Sarkoma adalah jenis kanker yang kompleks dengan berbagai faktor risiko yang dapat meningkatkan kemungkinan seseorang untuk mengembangkan penyakit ini. Meskipun memiliki satu atau lebih faktor risiko tidak menjamin seseorang akan terkena sarkoma, faktor-faktor ini dapat berkontribusi terhadap peningkatan risiko secara keseluruhan. Berikut adalah beberapa faktor risiko utama yang terkait dengan sarkoma:
- Faktor Genetik
Sindrom Turunan: Beberapa kondisi genetik tertentu dapat secara signifikan meningkatkan risiko terkena sarkoma.
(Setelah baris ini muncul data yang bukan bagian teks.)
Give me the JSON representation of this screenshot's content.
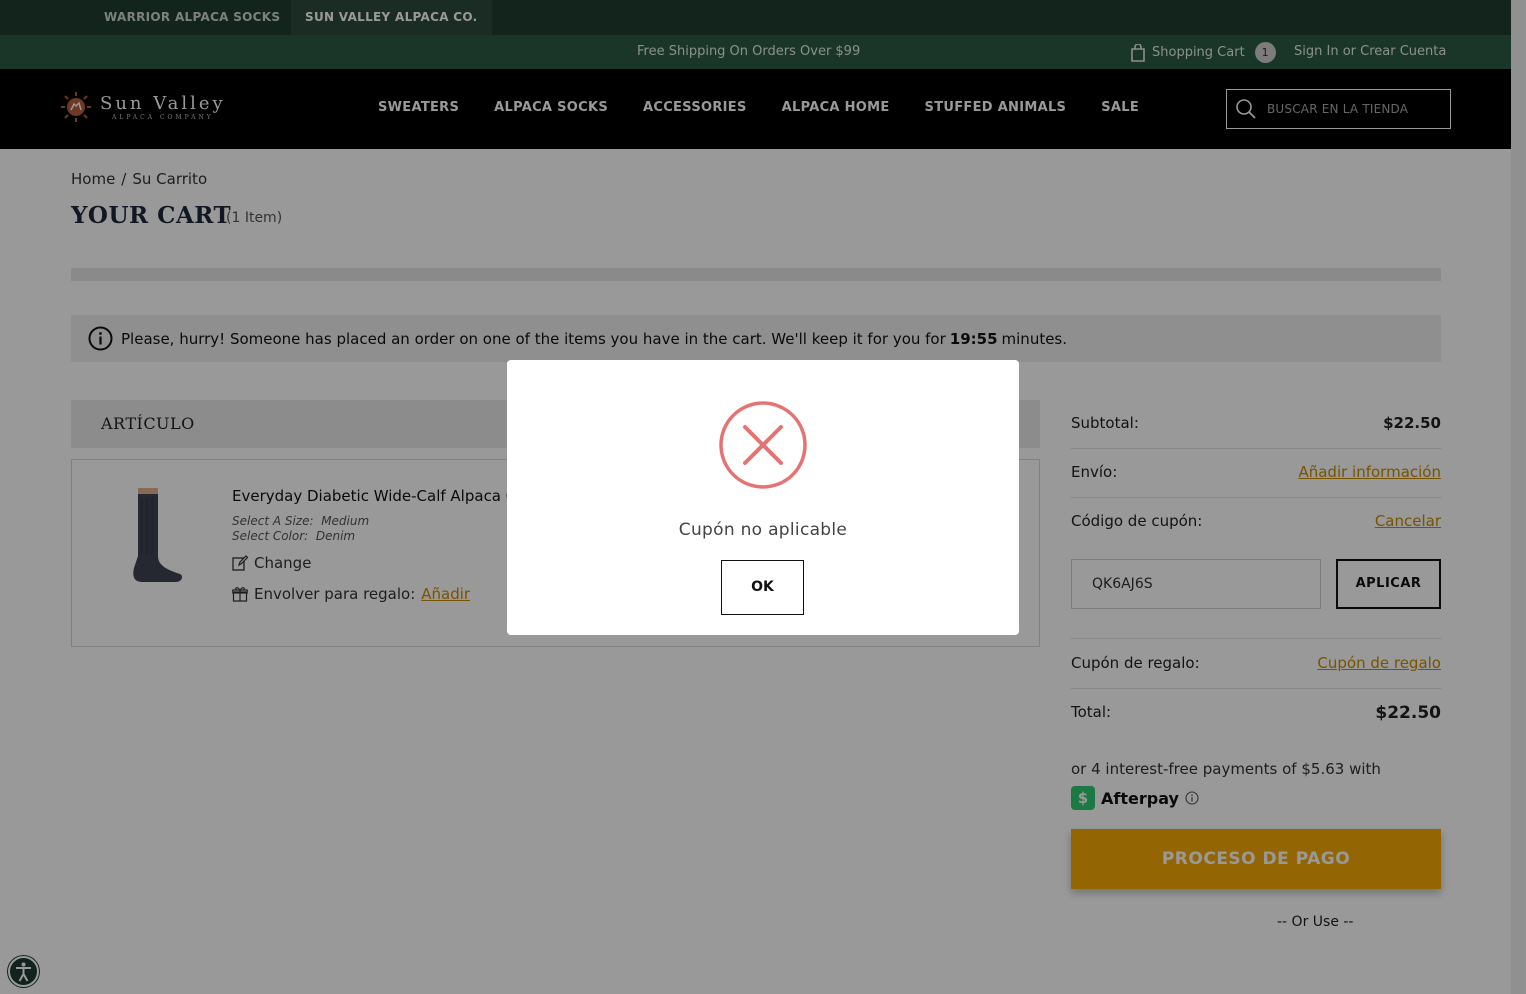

Kondisi-kondisi tersebut meliputi neurofibromatosis tipe 1, sindrom Li-Fraumeni, retinoblastoma, dan sklerosis tuberosa. - Paparan Radiasi Sebelumnya
Orang yang pernah menjalani terapi radiasi untuk kanker lain, seperti retinoblastoma, limfoma, atau kanker payudara, mungkin memiliki risiko lebih tinggi untuk mengembangkan sarkoma di area yang telah dirawat. Hal ini terutama berlaku untuk sarkoma jaringan lunak. - Paparan Zat Kimia
Paparan terhadap zat kimia beracun tertentu, seperti herbisida, pestisida, dan khususnya Agent Orange, telah dikaitkan dengan peningkatan risiko terkena sarkoma. Paparan zat-zat ini di tempat kerja juga dapat berperan dalam meningkatkan risiko tersebut. - Usia dan Jenis Kelamin
Sarkoma dapat terjadi pada segala usia, tetapi beberapa tipe lebih umum pada kelompok usia tertentu. Misalnya, osteosarkoma sering didiagnosis pada anak-anak dan dewasa muda, sementara tipe lain seperti liposarkoma lebih sering ditemukan pada orang dewasa yang lebih tua. Selain itu, beberapa studi menunjukkan bahwa beberapa jenis sarkoma mungkin lebih banyak terjadi pada salah satu jenis kelamin. - Kondisi Kronis
Orang dengan kondisi kronis, seperti limfedema (pembengkakan akibat penyumbatan sistem limfatik), mungkin memiliki risiko lebih tinggi untuk mendapatkan sarkoma jaringan lunak.